I hope you learned something about Native American culture kiddies! – *spew*
Lucky Dip…They’re All Turds: the Men of Peter Pan
While the portrayal of the ‘Indian’ men all boil down to offensive stereotypes, the other men barely fare any better. We’re using ‘barely’ loosely here. The male figures are just a mess without a solid reliable good guy among them.
Captain Hook – He’s bad and foolish, but generally alright for a pirate. You know…Pan cut off his hand. You’d be a little upset, too, wouldn’t you? Still, he’s no role model. He is a snappy dresser, though, so points for that.
Smee – Captain Hook’s bitch.
Peter Pan – He needs to be CHT!ed in the neck Cesar style. He’s a mixed bag. He starts off as potentially likeable, but quickly becomes obnoxious with his thoughtless, self-centered and destructive behaviour. He expects Wendy to take over all the mothering duties. “Hey, Peter! Thanks for ripping me away from my loving parents (and Nana!) on false pretenses to act as maid, nurse, nanny, and cook. You’re a pal.” He’s basically a turd. Not a winner. Did we mentioned he cut off Captain Hook’s hand? Gross.
George Darling – The father of the family, he’s portrayed as short tempered and patronizing to wife and children, still he’s trying to help and probably just trying to do what he thinks is best for his family. He seems generally exasperated. Maybe stuff at work isn’t going well.
John – A colonial Edwardian scientific man in the making. All around British upper class twit. He proves himself a terrible leader of the lost boys during their Indian-hunting safari. Poor little Michael almost suffered…
Despite this, he’ll probably purchase a dandy little military commission as a grown up.
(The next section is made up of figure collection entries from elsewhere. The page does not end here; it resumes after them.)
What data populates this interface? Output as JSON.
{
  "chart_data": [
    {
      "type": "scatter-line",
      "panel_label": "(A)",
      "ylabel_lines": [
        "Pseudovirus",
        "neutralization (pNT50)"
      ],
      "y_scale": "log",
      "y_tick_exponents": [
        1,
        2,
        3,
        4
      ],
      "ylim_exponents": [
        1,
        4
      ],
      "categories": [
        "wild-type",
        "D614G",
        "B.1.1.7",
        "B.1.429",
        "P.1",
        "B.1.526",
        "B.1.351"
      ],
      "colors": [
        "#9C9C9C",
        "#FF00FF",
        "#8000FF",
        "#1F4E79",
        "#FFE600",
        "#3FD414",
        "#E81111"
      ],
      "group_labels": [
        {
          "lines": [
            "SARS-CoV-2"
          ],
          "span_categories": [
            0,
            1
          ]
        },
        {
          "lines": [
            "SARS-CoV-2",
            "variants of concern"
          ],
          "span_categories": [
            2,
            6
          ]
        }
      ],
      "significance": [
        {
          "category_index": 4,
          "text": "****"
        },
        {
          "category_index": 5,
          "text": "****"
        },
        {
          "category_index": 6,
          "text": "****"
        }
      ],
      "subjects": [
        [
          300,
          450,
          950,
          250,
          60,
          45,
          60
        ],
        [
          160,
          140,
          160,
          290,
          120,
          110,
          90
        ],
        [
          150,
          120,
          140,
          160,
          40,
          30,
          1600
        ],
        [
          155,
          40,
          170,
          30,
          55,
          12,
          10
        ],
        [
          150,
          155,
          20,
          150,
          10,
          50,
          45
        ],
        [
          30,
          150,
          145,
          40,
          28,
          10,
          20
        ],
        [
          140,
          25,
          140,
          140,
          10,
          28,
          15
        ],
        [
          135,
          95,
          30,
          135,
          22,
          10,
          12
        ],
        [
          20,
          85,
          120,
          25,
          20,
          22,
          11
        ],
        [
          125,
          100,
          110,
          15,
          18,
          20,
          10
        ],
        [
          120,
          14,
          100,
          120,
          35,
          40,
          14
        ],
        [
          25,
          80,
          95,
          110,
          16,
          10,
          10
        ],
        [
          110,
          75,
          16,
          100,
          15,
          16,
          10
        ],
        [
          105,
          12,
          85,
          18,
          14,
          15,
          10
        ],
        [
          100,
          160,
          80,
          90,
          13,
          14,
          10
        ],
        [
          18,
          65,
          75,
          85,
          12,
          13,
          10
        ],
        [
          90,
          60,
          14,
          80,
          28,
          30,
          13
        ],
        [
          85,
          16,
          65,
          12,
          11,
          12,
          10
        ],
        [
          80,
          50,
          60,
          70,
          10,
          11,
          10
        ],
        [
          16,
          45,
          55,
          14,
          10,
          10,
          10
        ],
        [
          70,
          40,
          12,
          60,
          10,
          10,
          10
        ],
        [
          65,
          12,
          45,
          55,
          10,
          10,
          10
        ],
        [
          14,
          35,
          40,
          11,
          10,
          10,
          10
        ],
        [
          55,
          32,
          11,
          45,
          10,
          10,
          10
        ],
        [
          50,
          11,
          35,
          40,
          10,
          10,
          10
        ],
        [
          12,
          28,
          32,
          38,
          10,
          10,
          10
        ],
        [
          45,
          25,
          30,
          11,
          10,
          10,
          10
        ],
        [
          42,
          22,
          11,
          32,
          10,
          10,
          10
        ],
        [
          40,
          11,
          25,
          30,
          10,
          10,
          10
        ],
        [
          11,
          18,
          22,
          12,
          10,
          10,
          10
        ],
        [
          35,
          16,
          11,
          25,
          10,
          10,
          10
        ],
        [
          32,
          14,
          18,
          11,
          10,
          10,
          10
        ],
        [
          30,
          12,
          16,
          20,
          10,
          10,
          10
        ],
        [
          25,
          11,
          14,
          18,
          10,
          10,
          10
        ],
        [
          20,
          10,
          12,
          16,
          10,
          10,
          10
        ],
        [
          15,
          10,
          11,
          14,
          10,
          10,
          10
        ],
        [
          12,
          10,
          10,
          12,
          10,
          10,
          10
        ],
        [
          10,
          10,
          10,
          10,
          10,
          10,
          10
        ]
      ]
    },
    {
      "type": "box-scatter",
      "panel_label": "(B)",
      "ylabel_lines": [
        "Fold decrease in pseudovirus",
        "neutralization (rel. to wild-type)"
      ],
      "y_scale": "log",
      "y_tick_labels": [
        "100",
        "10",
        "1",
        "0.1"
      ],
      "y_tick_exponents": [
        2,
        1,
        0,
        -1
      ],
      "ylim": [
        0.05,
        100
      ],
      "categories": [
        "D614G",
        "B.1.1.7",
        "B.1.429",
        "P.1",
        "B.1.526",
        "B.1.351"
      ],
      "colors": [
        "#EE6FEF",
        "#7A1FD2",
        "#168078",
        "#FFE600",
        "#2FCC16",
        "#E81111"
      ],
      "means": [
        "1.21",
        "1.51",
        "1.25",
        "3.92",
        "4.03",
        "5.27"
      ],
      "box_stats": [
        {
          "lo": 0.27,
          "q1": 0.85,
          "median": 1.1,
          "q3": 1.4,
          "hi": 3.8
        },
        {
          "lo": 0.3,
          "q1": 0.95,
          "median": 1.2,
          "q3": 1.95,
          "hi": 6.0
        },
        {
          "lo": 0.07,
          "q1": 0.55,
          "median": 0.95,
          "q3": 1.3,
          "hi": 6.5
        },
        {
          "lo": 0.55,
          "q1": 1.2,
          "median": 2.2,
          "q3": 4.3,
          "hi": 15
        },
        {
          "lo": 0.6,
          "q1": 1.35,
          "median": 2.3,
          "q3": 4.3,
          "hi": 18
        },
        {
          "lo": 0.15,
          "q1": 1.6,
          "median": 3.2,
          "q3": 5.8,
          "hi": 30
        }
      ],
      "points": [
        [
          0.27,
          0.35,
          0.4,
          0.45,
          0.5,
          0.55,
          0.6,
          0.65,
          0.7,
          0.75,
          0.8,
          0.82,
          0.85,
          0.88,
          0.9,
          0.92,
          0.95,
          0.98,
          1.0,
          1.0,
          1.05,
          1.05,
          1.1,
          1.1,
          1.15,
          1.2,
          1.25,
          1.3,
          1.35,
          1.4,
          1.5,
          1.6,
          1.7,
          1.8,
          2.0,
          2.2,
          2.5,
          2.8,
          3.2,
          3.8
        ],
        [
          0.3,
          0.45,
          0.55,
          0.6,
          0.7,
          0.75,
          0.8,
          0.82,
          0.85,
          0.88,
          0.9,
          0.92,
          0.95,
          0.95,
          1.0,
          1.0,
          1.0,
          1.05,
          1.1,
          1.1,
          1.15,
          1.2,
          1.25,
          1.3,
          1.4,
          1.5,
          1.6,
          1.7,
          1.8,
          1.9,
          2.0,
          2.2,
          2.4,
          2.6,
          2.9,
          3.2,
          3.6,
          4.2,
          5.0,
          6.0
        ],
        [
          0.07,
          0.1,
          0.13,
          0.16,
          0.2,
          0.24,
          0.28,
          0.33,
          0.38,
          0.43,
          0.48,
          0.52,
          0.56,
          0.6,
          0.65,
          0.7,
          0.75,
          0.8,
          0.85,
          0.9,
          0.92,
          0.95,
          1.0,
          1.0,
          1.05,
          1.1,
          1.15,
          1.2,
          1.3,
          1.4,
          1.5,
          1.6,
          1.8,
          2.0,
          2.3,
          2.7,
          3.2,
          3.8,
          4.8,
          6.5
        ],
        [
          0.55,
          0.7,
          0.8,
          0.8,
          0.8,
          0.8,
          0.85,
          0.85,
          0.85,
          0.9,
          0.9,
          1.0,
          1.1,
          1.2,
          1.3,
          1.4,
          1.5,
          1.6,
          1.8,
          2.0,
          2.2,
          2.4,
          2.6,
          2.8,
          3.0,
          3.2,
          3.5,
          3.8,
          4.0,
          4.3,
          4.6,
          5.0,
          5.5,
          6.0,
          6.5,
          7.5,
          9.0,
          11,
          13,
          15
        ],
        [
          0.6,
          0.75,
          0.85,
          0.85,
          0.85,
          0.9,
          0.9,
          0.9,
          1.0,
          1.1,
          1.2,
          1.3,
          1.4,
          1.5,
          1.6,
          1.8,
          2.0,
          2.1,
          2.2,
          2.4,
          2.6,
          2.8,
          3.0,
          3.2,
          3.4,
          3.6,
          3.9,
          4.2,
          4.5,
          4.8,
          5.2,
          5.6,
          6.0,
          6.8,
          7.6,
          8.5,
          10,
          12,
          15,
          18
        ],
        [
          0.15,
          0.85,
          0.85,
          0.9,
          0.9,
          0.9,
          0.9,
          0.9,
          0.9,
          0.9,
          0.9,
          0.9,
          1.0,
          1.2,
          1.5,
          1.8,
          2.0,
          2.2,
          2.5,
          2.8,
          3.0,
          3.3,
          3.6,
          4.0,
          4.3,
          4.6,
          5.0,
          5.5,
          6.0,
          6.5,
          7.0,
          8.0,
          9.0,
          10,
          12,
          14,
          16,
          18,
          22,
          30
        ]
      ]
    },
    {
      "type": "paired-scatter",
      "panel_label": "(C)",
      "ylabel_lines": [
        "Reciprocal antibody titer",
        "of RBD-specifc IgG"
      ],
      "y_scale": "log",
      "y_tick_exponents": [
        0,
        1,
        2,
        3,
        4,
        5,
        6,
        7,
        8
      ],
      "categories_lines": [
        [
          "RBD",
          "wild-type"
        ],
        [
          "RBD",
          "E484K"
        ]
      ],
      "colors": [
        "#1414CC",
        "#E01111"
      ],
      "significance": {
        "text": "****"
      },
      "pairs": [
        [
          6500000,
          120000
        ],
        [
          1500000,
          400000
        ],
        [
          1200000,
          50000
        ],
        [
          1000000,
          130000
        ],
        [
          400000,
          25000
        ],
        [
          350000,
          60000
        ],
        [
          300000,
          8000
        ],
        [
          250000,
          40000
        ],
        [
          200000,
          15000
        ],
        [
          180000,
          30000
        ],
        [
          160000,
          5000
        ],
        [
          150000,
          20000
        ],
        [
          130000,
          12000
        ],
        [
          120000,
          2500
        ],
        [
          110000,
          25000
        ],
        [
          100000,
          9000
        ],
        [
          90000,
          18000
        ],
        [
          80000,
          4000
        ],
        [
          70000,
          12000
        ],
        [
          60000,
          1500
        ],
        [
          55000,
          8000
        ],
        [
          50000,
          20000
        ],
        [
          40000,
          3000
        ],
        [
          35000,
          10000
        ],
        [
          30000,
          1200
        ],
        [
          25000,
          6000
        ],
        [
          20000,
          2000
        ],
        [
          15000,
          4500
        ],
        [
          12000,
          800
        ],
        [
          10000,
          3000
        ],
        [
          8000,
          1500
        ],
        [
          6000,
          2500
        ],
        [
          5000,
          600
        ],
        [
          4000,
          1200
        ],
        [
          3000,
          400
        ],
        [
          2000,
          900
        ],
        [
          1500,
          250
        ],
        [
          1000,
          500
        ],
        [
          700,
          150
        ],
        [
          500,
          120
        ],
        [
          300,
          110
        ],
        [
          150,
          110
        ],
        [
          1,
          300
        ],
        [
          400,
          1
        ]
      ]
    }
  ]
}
Nice how that works.
Michael – Basically he’s just the baby. With that said, he is capable of the most awesome skill in the movie:
The rest of it
So, Pan, Skankfairy, and the kids fly to Neverland. The mermaids try to drown Wendy and Skankfairy tries to get Pan’s band of child soldiers to shoot her out of the air. They encounter the natives, the pirates, there’s a scuffle between Pan and Hook, Pan wins, then the kids go home. At home they’re greeted by their parents, the father sees the golden ship in the sky and rediscovers his Panite roots. The End. There, we’ve just saved you a bunch of time.
More Beef with the Dis
How responsible is it to take complex characters and serve them to the audience as good or bad in such black and white terms? Is it so important to have heroes and villains to market? Captain Hook and the other pirates are bad, Pan and everybody else are good. (Even George Darling, bad at first, is a believer in the end, and thus, good.) With the possible exception of Skankfairy, who is traitorous, mood swingy, and jealous, but, you know, she’s a woman…
Disney, for as long as we can remember, has been treated by parents as a source of good, wholesome entertainment, but really where is the goodness and wholesomeness in a movie where ancient and beautiful cultures are denigrated and the most-loved characters are an obnoxious self-centered turd of a boy and a violently jealous fairy with body image issues? Wendy is essentially treated as a balance to the uncaring nature of Pan, but not without being bossed and dragged around by him. Pan’s a pimp; and not a good one. The few decent characters there are end up being pushed into situations that aren’t fair to them.
But no, it’s Disney and it’s a classic and kids have grown up with it for decades, so no, really it’s a great movie.
- Is the portrayal of Native Americans in this film less offensive than the racist content of the frequently banned Song of the South?
- What was Captain Hook’s name before he lost his hand? We think it was Captain Hand, but that’s just a wild guess.
- An earlier draft of the movie saw Nana as a more prominent character; traveling to Neverland, with the whole story being told from her perspective. Too bad it was trashed.
- We discussed at length whether Michael’s magic power is in fact turd-launching or fart-launching. As he is a wee lad in a diaper, it’s hard to tell. What do you think?
Rating versus Joe versus the Volcano: Thumbs down.
Rating versus Joe versus the Volcano: Thumbs down.